Moreover, system-wide sales growth was 11.1 per cent, compared to 13.7 per cent in 2020. Tim Hortons adjusted EBITDA includes $3 million and $2 million of cash distributions received from equity method investments for three months ended Sept. 30, 2021 and 2020.
Next, Burger King’s increase in system-wide sales was driven by comparable sales of 7.9 per cent, including comparable sales in the rest of the world of 16. 2 per cent, and a decrease in U.S. comparable sales of 1.6 per cent. Its net restaurant growth is 1.3 per cent. Specifically, system wide sales were $6,212 million in 2021, and increase of 12.3 per cent compared to 7.9 per cent in 2020.
Finally, Popeyes’ increase in system-wide sales growth was driven by net restaurant growth of 5.5 per cent. Comparable sales were partially offset by 2.4 per cent, including a decrease in U.S. comparable sales of 4.5 per cent.
The year-over-year increase in total revenues on an organic basis was mostly driven by an increase in system-wide sales in all brands. Global system-wide sales grew 11 per cent (YOY), marking a five per cent increase compared to 2019. Fortunately, the segments saw a decrease in the impact of temporary closures of certain restaurants related to COVID-19.

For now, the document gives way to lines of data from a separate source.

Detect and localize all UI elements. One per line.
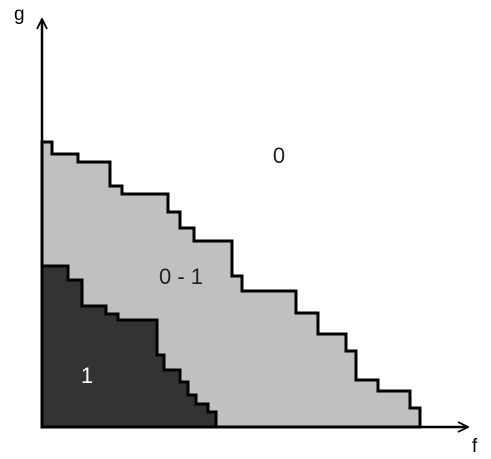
region-outer-label: 0 (273, 143, 285, 168)
region-inner-label: 1 (81, 363, 93, 388)
region-middle-label: 0 - 1 (159, 264, 203, 289)
x-axis-label: f (472, 436, 478, 457)
region-inner (40, 264, 218, 429)
y-axis-label: g (14, 4, 25, 25)
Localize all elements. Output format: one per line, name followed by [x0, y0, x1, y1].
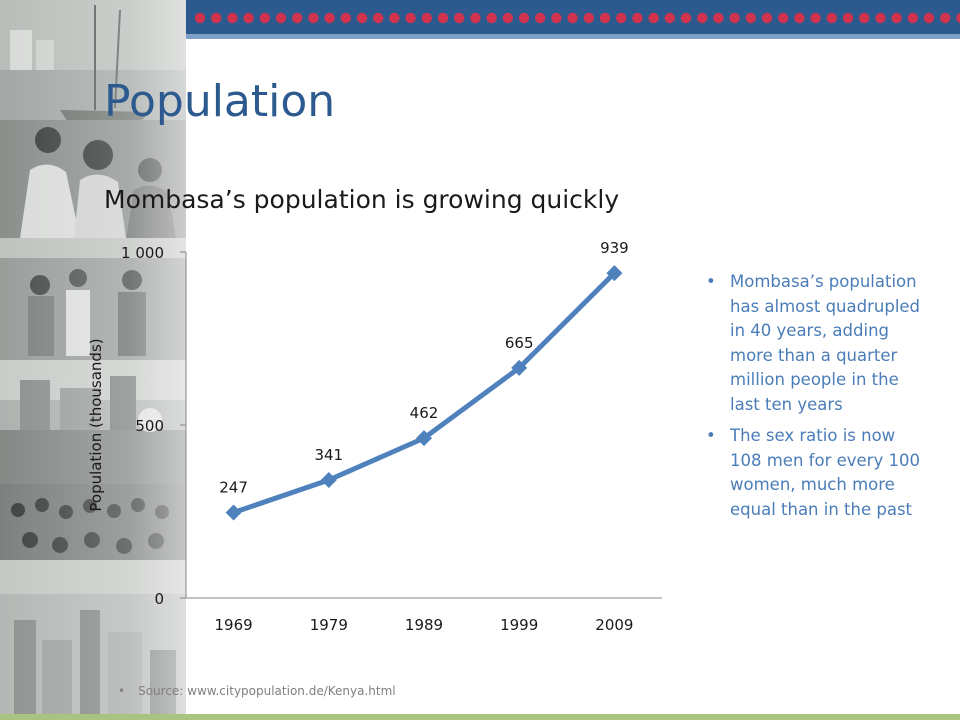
header-dot	[616, 12, 627, 24]
header-dot-pattern	[194, 12, 960, 24]
header-dot	[324, 12, 335, 24]
bullet-text-sex-ratio: The sex ratio is now 108 men for every 1…	[730, 426, 920, 519]
source-text: Source: www.citypopulation.de/Kenya.html	[138, 684, 396, 698]
header-dot	[729, 12, 740, 24]
data-label: 341	[314, 446, 343, 464]
header-dot	[713, 12, 724, 24]
header-dot	[680, 12, 692, 24]
data-label: 939	[600, 239, 629, 257]
header-dot	[502, 12, 513, 24]
header-dot	[940, 12, 951, 24]
header-dot	[842, 12, 854, 24]
source-note: • Source: www.citypopulation.de/Kenya.htm…	[118, 684, 396, 698]
header-dot	[632, 12, 643, 24]
photo-collage-graphic	[0, 0, 186, 720]
bullet-dot-icon: •	[706, 426, 716, 445]
header-rule	[186, 34, 960, 39]
header-dot	[535, 12, 546, 24]
header-dot	[227, 12, 238, 24]
header-dot	[567, 12, 578, 24]
data-label: 462	[410, 404, 439, 422]
x-tick-label: 1979	[310, 616, 348, 634]
y-tick-label: 500	[135, 417, 164, 435]
header-dot	[211, 12, 222, 24]
header-dot	[648, 12, 659, 24]
data-label: 247	[219, 479, 248, 497]
data-point-marker	[511, 359, 528, 376]
slide-title: Population	[104, 76, 336, 127]
header-dot	[583, 12, 594, 24]
header-dot	[340, 12, 351, 24]
header-dot	[373, 12, 384, 24]
bullet-text-population: Mombasa’s population has almost quadrupl…	[730, 272, 921, 414]
x-tick-label: 1999	[500, 616, 538, 634]
data-point-marker	[225, 504, 242, 521]
series-line	[231, 270, 617, 516]
header-dot	[891, 12, 902, 24]
header-dot	[292, 12, 303, 24]
x-tick-label: 1969	[215, 616, 253, 634]
header-dot	[923, 12, 935, 24]
data-label: 665	[505, 334, 534, 352]
header-dot	[194, 12, 206, 24]
header-dot	[421, 12, 432, 24]
header-dot	[664, 12, 675, 24]
data-point-marker	[416, 430, 432, 447]
x-tick-label: 1989	[405, 616, 443, 634]
header-dot	[745, 12, 756, 24]
data-point-marker	[606, 265, 623, 282]
header-dot	[518, 12, 530, 24]
header-dot	[697, 12, 708, 24]
header-dot	[437, 12, 449, 24]
header-dot	[907, 12, 918, 24]
header-dot	[859, 12, 870, 24]
header-dot	[956, 12, 960, 24]
footer-rule	[0, 714, 960, 720]
header-dot	[259, 12, 270, 24]
header-dot	[551, 12, 562, 24]
header-dot	[356, 12, 368, 24]
header-band	[186, 0, 960, 34]
header-dot	[486, 12, 497, 24]
y-axis-label: Population (thousands)	[87, 338, 105, 511]
header-dot	[761, 12, 773, 24]
header-dot	[810, 12, 821, 24]
source-bullet-icon: •	[118, 684, 126, 698]
header-dot	[454, 12, 465, 24]
bullet-dot-icon: •	[706, 272, 716, 291]
header-dot	[778, 12, 789, 24]
bullet-list: • Mombasa’s population has almost quadru…	[706, 270, 928, 529]
chart-title: Mombasa’s population is growing quickly	[104, 185, 620, 214]
header-dot	[389, 12, 400, 24]
header-dot	[275, 12, 287, 24]
chart-series	[225, 265, 623, 521]
header-dot	[308, 12, 319, 24]
header-dot	[826, 12, 837, 24]
header-dot	[405, 12, 416, 24]
x-tick-label: 2009	[595, 616, 633, 634]
data-point-marker	[320, 472, 337, 489]
bullet-item-sex-ratio: • The sex ratio is now 108 men for every…	[706, 424, 928, 522]
header-dot	[243, 12, 254, 24]
header-dot	[470, 12, 481, 24]
chart-labels: 247 341 462 665 939	[219, 239, 628, 496]
y-tick-label: 0	[154, 590, 164, 608]
chart-axes: 0 500 1 000 1969 1979 1989 1999 2009 Population …	[87, 244, 662, 634]
header-dot	[599, 12, 611, 24]
photo-collage	[0, 0, 186, 720]
header-dot	[794, 12, 805, 24]
bullet-item-population: • Mombasa’s population has almost quadru…	[706, 270, 928, 417]
header-dot	[875, 12, 886, 24]
y-tick-label: 1 000	[121, 244, 164, 262]
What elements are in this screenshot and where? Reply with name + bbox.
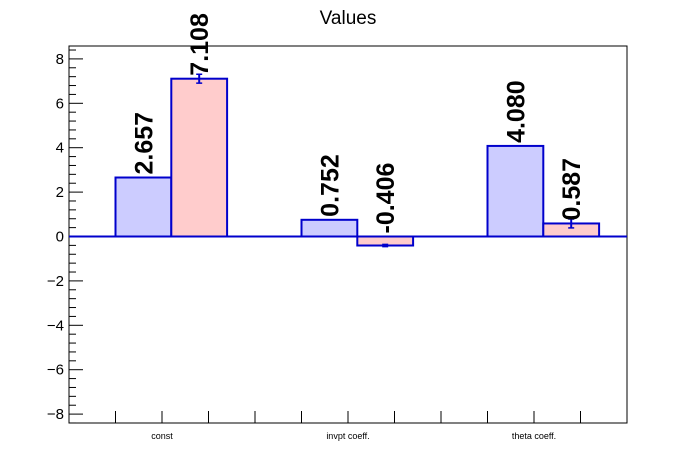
bar — [114, 176, 173, 238]
bar — [486, 144, 545, 238]
chart-title: Values — [320, 8, 377, 29]
y-tick-label: 2 — [56, 184, 64, 201]
x-tick-label: theta coeff. — [512, 431, 556, 441]
x-tick-label: invpt coeff. — [326, 431, 369, 441]
y-tick-label: −6 — [47, 362, 64, 379]
y-tick-label: −4 — [47, 317, 64, 334]
data-label: 2.657 — [130, 112, 158, 175]
x-tick-label: const — [151, 431, 173, 441]
data-label: 0.752 — [316, 154, 344, 217]
bar — [170, 77, 229, 238]
bar — [300, 218, 359, 238]
data-label: 4.080 — [502, 80, 530, 143]
y-tick-label: −8 — [47, 406, 64, 423]
value-labels: 2.657 0.752 4.080 7.108 -0.406 0.587 — [130, 13, 586, 233]
data-label: 0.587 — [558, 158, 586, 221]
y-tick-label: 4 — [56, 140, 64, 157]
data-label: -0.406 — [372, 163, 400, 234]
bars — [114, 73, 601, 248]
x-axis: const invpt coeff. theta coeff. — [115, 411, 581, 441]
y-tick-label: 8 — [56, 51, 64, 68]
y-tick-label: 6 — [56, 95, 64, 112]
y-tick-label: 0 — [56, 229, 64, 246]
data-label: 7.108 — [186, 13, 214, 76]
y-tick-label: −2 — [47, 273, 64, 290]
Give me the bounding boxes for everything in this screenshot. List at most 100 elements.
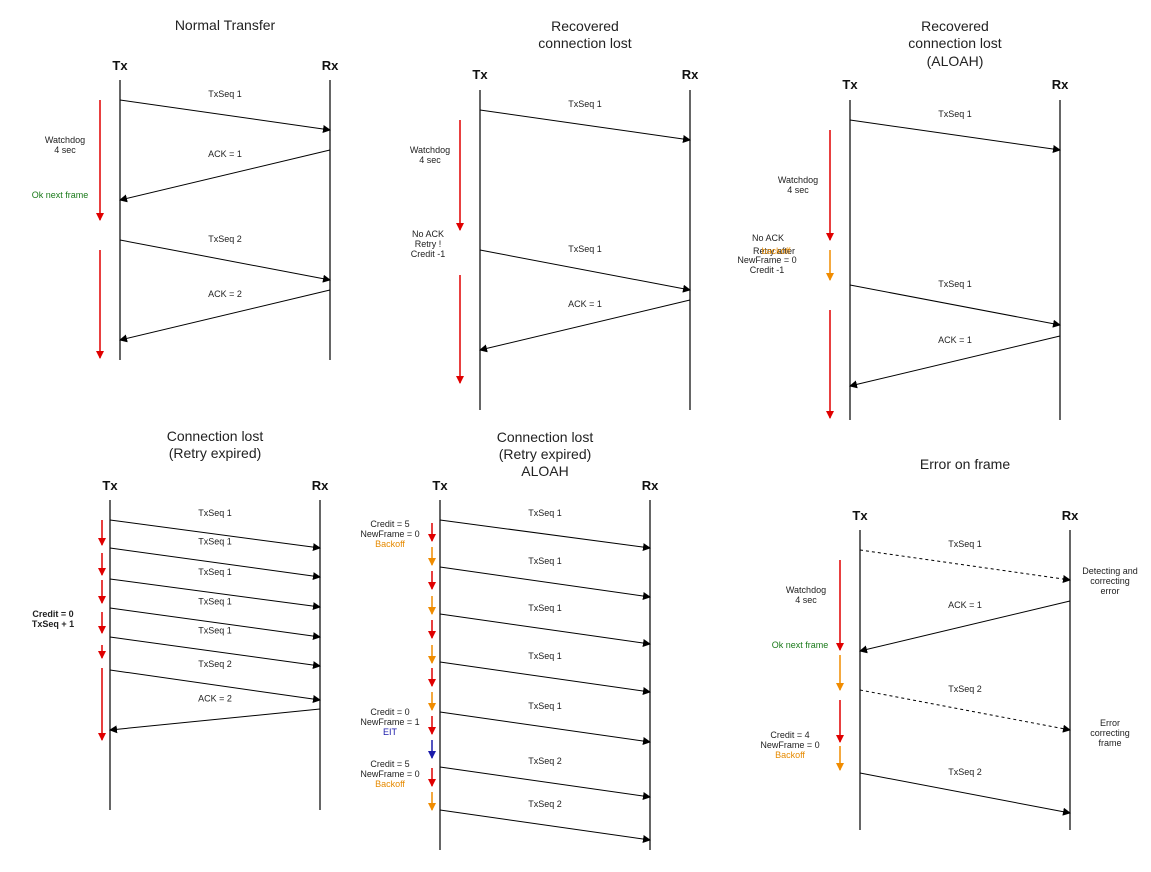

RBI also returned more than $425 million of capital to shareholders through dividends and share buybacks and announced its commitment to reduce greenhouse gas emissions by 50 per cent by 2030 and reach net zero emissions by 2050 or sooner.
“Our results this quarter reflect the value of having a diversified business model across three brands and in over 100 countries. Overall, we saw a continued acceleration in system-wide-sales growth relative to 2019, reflecting improvements in the Tim Hortons Canada business as well as strength across each of our brand’s international businesses,” says José Cil, CEO of RBI Inc. “Our strong restaurant growth this year and exciting development pipeline keep us on track to return to pre-pandemic unit growth levels this year and well positioned to accelerate in 2022 as we continue on our path to 40,000 restaurants around the world. This quarter, we also took important steps to focus our attention on the most significant opportunities at Burger King U.S. to drive long-term, sustainable growth in the business.”